Abertura de CPI para Investigar a FAS
Na próxima segunda-feira, 23 de outubro, as vereadoras do bloco de oposição na Câmara Municipal de Curitiba darão entrada em um pedido de abertura de Comissão Parlamentar de Inquérito (CPI) para investigar a Fundação de Ação Social (FAS) vinculada à prefeitura.

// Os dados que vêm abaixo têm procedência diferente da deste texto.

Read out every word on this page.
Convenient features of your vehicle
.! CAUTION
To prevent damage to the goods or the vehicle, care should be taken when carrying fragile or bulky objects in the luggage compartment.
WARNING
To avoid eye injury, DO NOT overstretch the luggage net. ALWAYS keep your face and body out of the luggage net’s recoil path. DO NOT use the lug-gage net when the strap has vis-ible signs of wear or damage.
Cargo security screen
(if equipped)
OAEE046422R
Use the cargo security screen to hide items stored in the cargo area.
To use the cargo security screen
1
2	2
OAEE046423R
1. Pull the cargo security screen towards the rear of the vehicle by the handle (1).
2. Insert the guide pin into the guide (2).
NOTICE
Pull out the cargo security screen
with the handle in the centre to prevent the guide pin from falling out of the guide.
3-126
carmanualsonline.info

O anúncio foi feito durante um encontro, realizado na última quinta-feira (19), no Sindicato dos Servidores Públicos Municipais de Curitiba (Sismuc).

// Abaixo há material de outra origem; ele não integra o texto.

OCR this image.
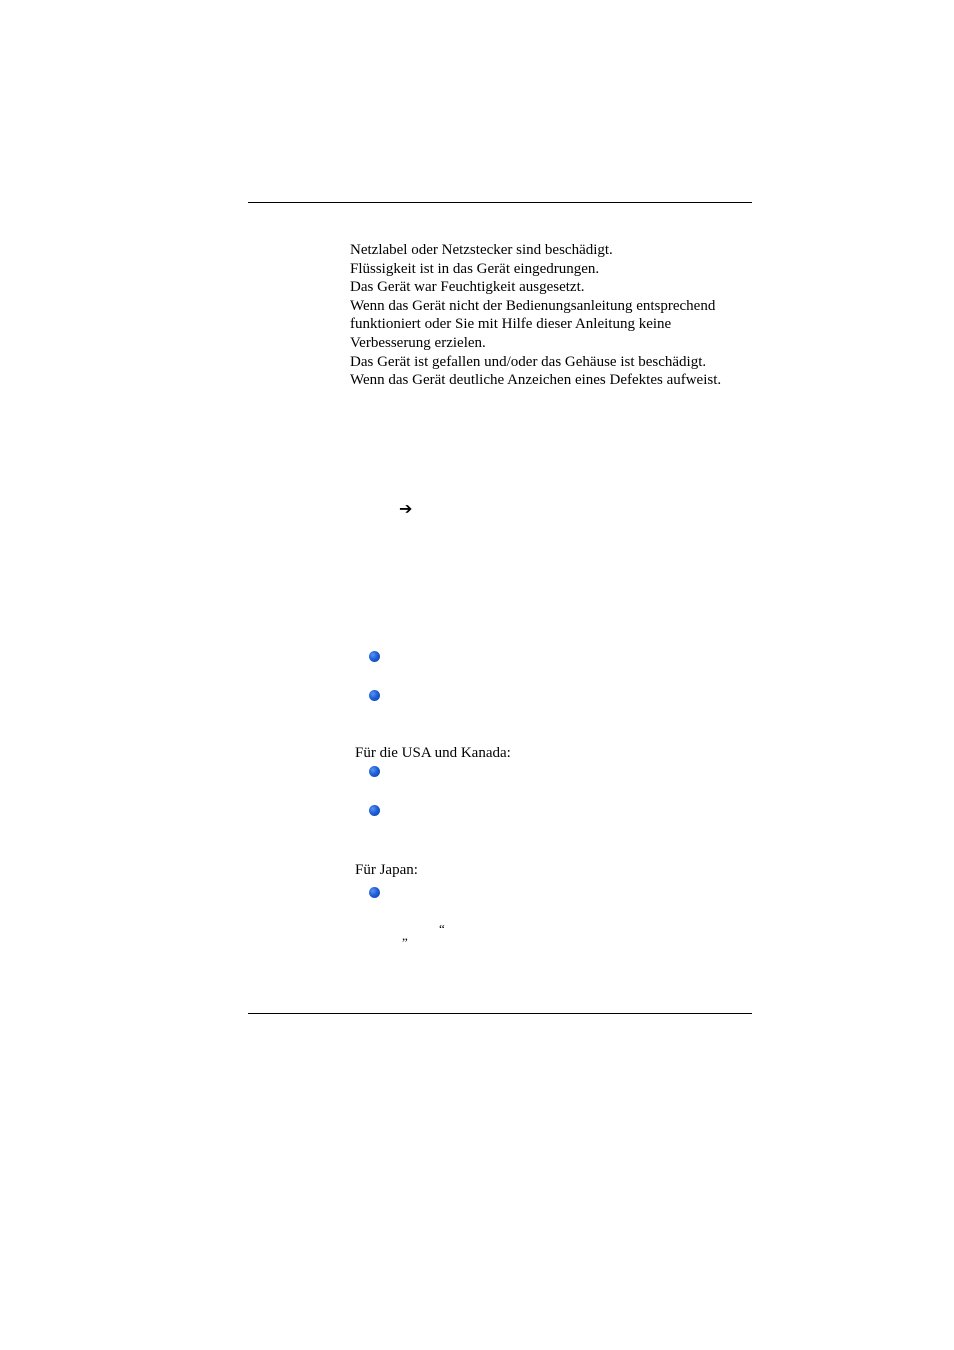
Netzlabel oder Netzstecker sind beschädigt.
Flüssigkeit ist in das Gerät eingedrungen.
Das Gerät war Feuchtigkeit ausgesetzt.
Wenn das Gerät nicht der Bedienungsanleitung entsprechend
funktioniert oder Sie mit Hilfe dieser Anleitung keine
Verbesserung erzielen.
Das Gerät ist gefallen und/oder das Gehäuse ist beschädigt.
Wenn das Gerät deutliche Anzeichen eines Defektes aufweist.
➔
Für die USA und Kanada:
Für Japan:
„ “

A vereadora Professora Angela, do PSOL, é a responsável pela iniciativa, que conta também com o apoio formal das vereadoras Vanda de Assis e Giorgia Prates, ambas do PT. Para que a CPI possa ser instaurada, são necessárias, no mínimo, 13 assinaturas.
Denúncias do Sismuc Acendem Alerta sobre Assistência Social
Essa solicitação surge após uma série de denúncias feitas pelo Sismuc, que classificou a situação da assistência social na cidade como um verdadeiro “colapso”. O sindicato destaca que a questão mais alarmante é a situação das pessoas em situação de rua. Embora o levantamento oficial aponte cerca de 4,2 mil pessoas nessa condição em Curitiba, organizações que atuam no setor afirmam que o número real pode ultrapassar 7 mil.
Com um quadro tão preocupante, Curitiba conta com apenas 1,6 mil vagas de acolhimento disponíveis e pouco mais de mil trabalhadores para atender a essa demanda. “Um dado que nos assusta muito é que, dos 1054 profissionais [atuando na Assistência Social], 510 enfrentaram afastamentos médicos, com uma média de quinze dias fora do trabalho. Ao todo, foram mais de 7 mil dias de afastamento. Algo não está certo. A assistência social de Curitiba não só se encontra precarizada, como também tem adoececido os trabalhadores”, afirmou Juliana Mildemberg, coordenadora-geral do Sismuc.
Condições de Trabalho das Equipes de Assistência
A diretora do Sismuc, Ariane de Assis de Andrade, também fez críticas contundentes sobre as condições enfrentadas pelos profissionais que atendem os necessitados na assistência social. Ela enfatizou a impossibilidade de questionar a gestão por parte dos trabalhadores, que temem represálias.
O Sismuc apresentou uma série de dados, vídeos e relatos de trabalhadores que evidenciam a situação nos locais de acolhimento da FAS. Um caso específico que chamou atenção foi o da Casa de Passagem Doutor Faivre, que recentemente foi reportada pelo Plural devido a uma infestação de percevejos, afetando tanto os usuários quanto os servidores.
Expectativa de Mudanças Através da CPI
Com a perspectiva de investigar essas questões alarmantes, as vereadoras decidiram protocolar o pedido de CPI na Câmara. A vereadora Vanda de Assis declarou que as denúncias contra a FAS são frequentes e não são novidade. “Isso já vem de gestões passadas. Há diversas irregularidades que evidenciam o abandono e a negligência. A proposta da CPI é investigar profundamente o que está acontecendo na Fundação e na política de assistência social de forma abrangente, pois é assim que conseguiremos contribuir para uma política mais eficaz”, frisou a parlamentar.
O clima na Câmara Municipal promete ser de intensas discussões nas próximas semanas, enquanto os vereadores buscam esclarecer as denúncias e propor melhorias para o sistema de assistência social da capital paranaense. A abertura da CPI, se aprovada, poderá trazer à tona questões críticas que afetam a vida de milhares de curitibanos.